Super Resolution. If we make a small image bigger (upsizing), it starts to look pixelated, simply because there is not enough information present in the small image. To prevent this, we use a method that imagines more details then there are in the original image, to make the image look better when upsizing. This is called upscaling, with the help of super resolution.

To keep things very simple, you can think of it as "AI Image Enlarger" and when you serach on the internet for it you will find lots of websites that will provide such a service. Now think of this website as a place where you can visually compare the results of hundreds of these websites. Just that its not websites we are comparing but individual models.

Let me show you an example of what super resolution does:
So we start with a small image I generated to depict a beautiful landscape:

Small
Now we can display this image bigger, which is the same as upsizing: Upsized
But it looks very blurry now, does it not?
Now instead of upsizing, we make use of super resolution and upscale it: Upscaled
Now this looks better. But these details were not there before, they were artifically generated by the model we used to upscale.

Models?

Since we cannot generate additional details in an image out of nothing, we make use of neural networks, which have been trained on a specific dataset, so it has the data to generate the additional details in the image we want to upscale.
These pretrained models is what I have been using on this website to upscale different examples for you. The models I used are listed in the Set Details in the multi models page or then at the very beginning of the page of a single upscaler like SwinIR.

A lot of pretrained models can be found on the Upscale Wiki Model Database

Examples

Since beauty is in the eye of the beholder, instead of me telling you whats I like and what not, I included examples on this web page for you to visually compare for yourself. You can find them in the sub pages on the left side. There is a multi model page where you can select between multiple different models and visually compare them with each other, and the other pages feature examples for one specific upscaling model to compare the original with the upscaled version.

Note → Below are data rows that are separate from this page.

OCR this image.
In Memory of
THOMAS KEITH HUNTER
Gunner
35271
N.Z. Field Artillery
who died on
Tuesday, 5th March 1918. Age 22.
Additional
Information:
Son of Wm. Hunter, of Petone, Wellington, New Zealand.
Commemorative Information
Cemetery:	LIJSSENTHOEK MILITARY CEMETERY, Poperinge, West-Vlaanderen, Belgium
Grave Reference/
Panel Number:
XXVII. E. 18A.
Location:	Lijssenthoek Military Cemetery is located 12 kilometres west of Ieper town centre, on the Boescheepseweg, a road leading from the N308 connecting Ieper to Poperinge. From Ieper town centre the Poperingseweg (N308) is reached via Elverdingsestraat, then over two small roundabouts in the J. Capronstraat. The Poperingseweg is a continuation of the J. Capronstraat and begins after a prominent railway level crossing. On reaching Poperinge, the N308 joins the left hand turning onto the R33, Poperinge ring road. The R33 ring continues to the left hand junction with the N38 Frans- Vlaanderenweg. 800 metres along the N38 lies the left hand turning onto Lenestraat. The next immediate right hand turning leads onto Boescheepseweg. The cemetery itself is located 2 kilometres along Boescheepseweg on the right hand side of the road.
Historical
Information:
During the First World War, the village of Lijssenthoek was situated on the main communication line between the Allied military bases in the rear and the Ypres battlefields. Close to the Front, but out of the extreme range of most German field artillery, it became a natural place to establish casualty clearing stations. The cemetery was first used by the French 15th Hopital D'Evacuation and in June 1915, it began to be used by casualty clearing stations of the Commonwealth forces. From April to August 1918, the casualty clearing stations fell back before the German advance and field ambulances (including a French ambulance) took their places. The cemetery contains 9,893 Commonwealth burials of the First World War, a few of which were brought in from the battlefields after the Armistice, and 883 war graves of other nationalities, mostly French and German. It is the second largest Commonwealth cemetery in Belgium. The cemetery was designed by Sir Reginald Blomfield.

For the comparisons I embedded on this page imgsli examples I had created. You can move the slider to compare, and you can even zoom into the image to better compare the details. The bottom right button enables fullscreen. The comparison works best on a large desktop/laptop screen rather than on a small mobile phone screen. Here is an example:

Drop 1 or 2 images here !
after
before

The images I use are either photos of mine or then images I had created with Midjourney (or Stable Diffusion).

Head over to the subpages to see more examples, most importantly to the multiple models page or if you would like to compare only a small selection, you can head over to the favorites page

Applications

To uspscale these images I made use of chaiNNer which is an actively maintained application and the one I recommend. Others would be IEU or Cupscale but I have not used them myself.

Additionally I used websites like different spaces on huggingface, different models on replica and colabs from google colab like this stable diffusion automatic1111 colab or HLKY.

Here is a screenshot of using chaiNNer for a specific set on the multi models page:
chaiNNer

So what model should I use?

The one you personally like best. This page is meant for visual comparison of models not for me to recommend a specific one. But still, as a little help, for some of my favorites I have made specific subpages which only compare the original with the upscaled version. I mean any subpage besides this introduction page and the important multi models page.